What could create a huge market of thousands and thousands of houses bought and sold in every city in Canada, all within an hour’s commute to downtown? It’s transit, for crying out loud. It’s transit.


  1. I have the perfect solution…individual micro hot-air balloons. Here’s how it all works:
    First: Every working stiff gets issued a personal micro-sized hot-air balloon, just big enough (when filled with hot air expelled by the members of the Ontario Legislature) to float its occupant to and from work utilizing a GPS system and an electric propeller motor on a swivel beneath the gondola.
    Next: Different sized loads would fly at different elevations so as not to have crashes by weighty balloons falling onto lighter, lower flying commuters.
    The prevailing winds would save on propulsion costs, at least coming or going, whichever direction applied.
    There would be emergency compressed hot-air cannisters on board every blimp should the legislative hot air fizzle out (not bloody likely).
    Workers would arrive at their destinations with an airy feeling about them every day.
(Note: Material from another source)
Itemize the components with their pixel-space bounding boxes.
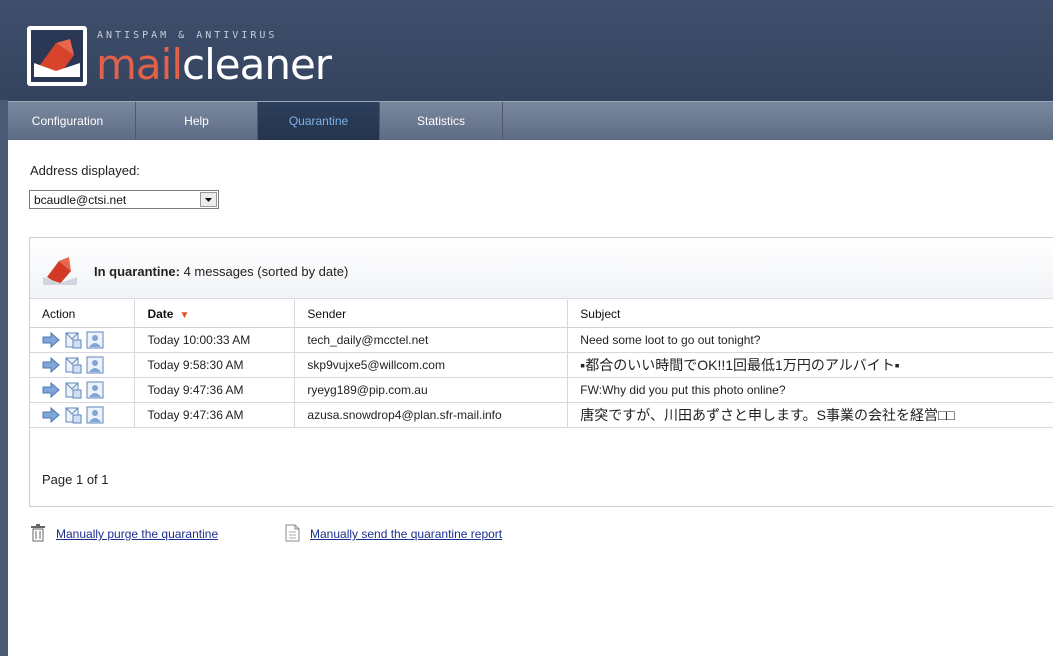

The balloons would be deflated for the work day and piled up in the flat-balloon storage locker. They would be re-inflated by the bosses prior to five o’clock etc. with the never-ending piped-in stale hot air from the Legislature.
    The government would install the flexible hot-air delivery pipes along the Ontario Hydro power lines to every residence and workplace. The supply would be indefatigably unending.
    Everyone would feel high without drugs.
    Everyone would pimp their balloons.
    Anyone caught flying with pricks (with the view to getting even with other balloonists who cut them off by popping their balloons) would be shot down by the O.P.P. (Ontario Prick Police). There would be little, if any, balloon rage.
    The Prick Police force would be staffed by failed Legislature wannabes.
    It would be the world’s first perpetual motion system in action.
    Late for work? You got caught in a strong headwind, or worse yet, you got caught in a giant balloon jam over the Legislature due to the customary localized hot-air uplift that forced your balloon all the way up to the stratosphere before being rescued by a well-aimed shot by the O.P.P. (All O.P.P. officers’ crusier-ballons would be equipped with safety nets to catch free-falling commuters lest they hit the ground like butterball turkeys.
    Yup…hot air; that’s the answer…at least…that’s what the gov’ment provides for free. We should take advantage of that windfall, don’t’cha think?
    Note: The term “Prick Police” in no way is a negative reference aimed at the Ontario Provincial Police force, which I greatly admire. It is strictly a reference to what the airborne Prick Police force would need on all of its officers’ persons in order to quickly deflate dangerous situations…being official balloon pricks designed to bring down pricks in balloons…kind’a like air-borne tasers.
    Let’s have a vote. I like sky-blue balloons ’cause they don’t show up on cloudless days and I could be a vigilante prick clearing the airways of balloon-ragers. I could also sell one-time-use-only parachutes to the prickees just before popping their balloons. I vote “aye”.

  2. “It’s not Rocket Surgery” – but retrofitting an urban 66ft road allowance for bike paths, dedicated LRT/street cars, extra-wide pedestrian walkways AND sunny vistas IS. Solution is divide Ontario into 4 new ecological-economic entities (with all the rights/tax priv etc as a province) S/W (London or Windsor can bloom), North (new city to be created), East (a “Brasilia” here), Gr Golden Horseshoe, + Greater Ottawa – it can join Prov of Quebec or make deal w la Belle Prov to annex 100mi using watershed boundaries. The Prov Income tax can fund the transit.